Leaving protected health information on the Internet costs Cottage Health $2 million
Cottage Health System in California, with three acute care hospitals and a variety of ancillary facilities, has agreed to pay a $2 million settlement and implement corrective actions after the organization twice had protected health information freely available on the Internet for extended periods of time.
The settlement, imposed by California Attorney General Xavier Becerra, resolves charges Cottage Health did not implement basic and reasonable safeguards to protect patient data.
From 2011 through 2013, more than 50,000 Cottage patients had their personal identifying information and electronic personal health information assessable and searchable online according to the complaint filed by Becerra. The compromised information included medical history, diagnosis, lab results and medications.
“Cottage had failed to adequately secure this information, resulting in this data being indexed by Google and viewable in public searches,” Becerra charged.
Again in 2015, more than 4,500 patients had their protected information accessible and searchable, including medical record number, account number, name, address, Social Security number, employment information, admit and discharge dates and other personal information, with more patient data being indexed by Google and viewable in searches.
“Cottage’s data breaches were symptoms of its system-wide data security failures, Becerra asserts in the settlement agreement. “Cottage failed to employ basic security safeguards, leaving vulnerable software unpatched or out-of-date, using default or weak passwords, and lacking sufficient perimeter security, among many other problems.”
Among other security improvements imposed on Cottage Health, the organization must designate a chief privacy officer and complete periodic risk assessments. There also is plenty of remediation work to be done.
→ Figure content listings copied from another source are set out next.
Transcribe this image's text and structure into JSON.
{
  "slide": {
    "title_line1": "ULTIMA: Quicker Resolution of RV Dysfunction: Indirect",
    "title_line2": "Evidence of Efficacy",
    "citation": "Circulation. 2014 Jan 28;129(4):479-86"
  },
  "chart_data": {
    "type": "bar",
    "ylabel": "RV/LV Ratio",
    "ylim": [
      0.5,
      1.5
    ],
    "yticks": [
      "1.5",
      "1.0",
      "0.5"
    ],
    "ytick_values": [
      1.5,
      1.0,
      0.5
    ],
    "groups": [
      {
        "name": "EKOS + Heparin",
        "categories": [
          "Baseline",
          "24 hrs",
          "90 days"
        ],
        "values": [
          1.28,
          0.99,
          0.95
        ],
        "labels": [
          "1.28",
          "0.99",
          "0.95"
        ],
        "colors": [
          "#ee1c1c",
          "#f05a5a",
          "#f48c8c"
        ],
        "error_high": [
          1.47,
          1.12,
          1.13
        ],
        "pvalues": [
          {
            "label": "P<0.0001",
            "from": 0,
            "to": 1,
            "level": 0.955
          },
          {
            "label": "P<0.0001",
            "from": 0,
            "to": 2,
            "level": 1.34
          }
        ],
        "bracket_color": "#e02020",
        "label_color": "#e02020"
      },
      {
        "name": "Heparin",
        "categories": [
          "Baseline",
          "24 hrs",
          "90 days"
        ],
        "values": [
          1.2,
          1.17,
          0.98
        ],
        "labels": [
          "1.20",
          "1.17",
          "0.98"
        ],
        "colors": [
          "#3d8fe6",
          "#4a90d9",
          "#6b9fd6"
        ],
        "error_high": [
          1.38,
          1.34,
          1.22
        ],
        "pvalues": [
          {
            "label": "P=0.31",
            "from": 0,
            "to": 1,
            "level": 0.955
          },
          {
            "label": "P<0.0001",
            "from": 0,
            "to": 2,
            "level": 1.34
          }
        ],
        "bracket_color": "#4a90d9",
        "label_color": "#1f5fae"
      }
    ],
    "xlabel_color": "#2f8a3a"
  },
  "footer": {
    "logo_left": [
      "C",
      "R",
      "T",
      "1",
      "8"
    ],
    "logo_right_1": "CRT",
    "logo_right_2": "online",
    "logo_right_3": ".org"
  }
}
Medical records stored on an internet-connected FTP server were not encrypted, not protected by a password, not secured behind a firewall, and did not have file access permissions configured to prevent unauthorized access, according to the settlement agreement. “This server also allowed access via an anonymous username, meaning the files could be accessed without a verified username and password.”
In December 2013 an individual doing an internet search on Google found medical records on Cottage’s server and notified the organization, which then determined 50,000 records were unprotected.
“Because anonymous access was enabled on Cottage’s server and it lacked other basic security safeguards, the data was exfiltrated off the server hundreds of times,” according to the settlement agreement.
In November 2015, Cottage discovered another server that was accessible on the Internet had been indexed by search engines and was unprotected for several weeks. This finding disclosed a second data breach affecting 4,596 Cottage patients with exposed sensitive protected information.
Consequently, the complaint against Cottage Health which led to the settlement charged the organization with violating three laws with required policies imposed on the organization to protect health information.
Cottage Health now must develop and implement remediation policies and procedures covering unauthorized access, authentication by electronic signature keys, systems maintenance, reasonable and appropriate administrative, technical and physical safeguards, and also must reasonably anticipate threats or other hazards to information security and integrity.
Cottage Health issued the following statement:
"This settlement involves unrelated data incidents that occurred in 2013 and 2015. Once we learned of the incidents, our information security team worked to provide resolutions. There is no indication that data was used in any malicious way.
"At Cottage Health, we have used this learning to strengthen our system security layers for improved detection and mitigation of vulnerabilities. Upgrades include new system monitoring, firewalls, network intrusion detection, and access management protocols to help protect private data.
"We value the trust of our community and are committed to continuous advances in technology that enable us to protect patient privacy while providing authorized care providers the timely and effective data needed for medical treatments."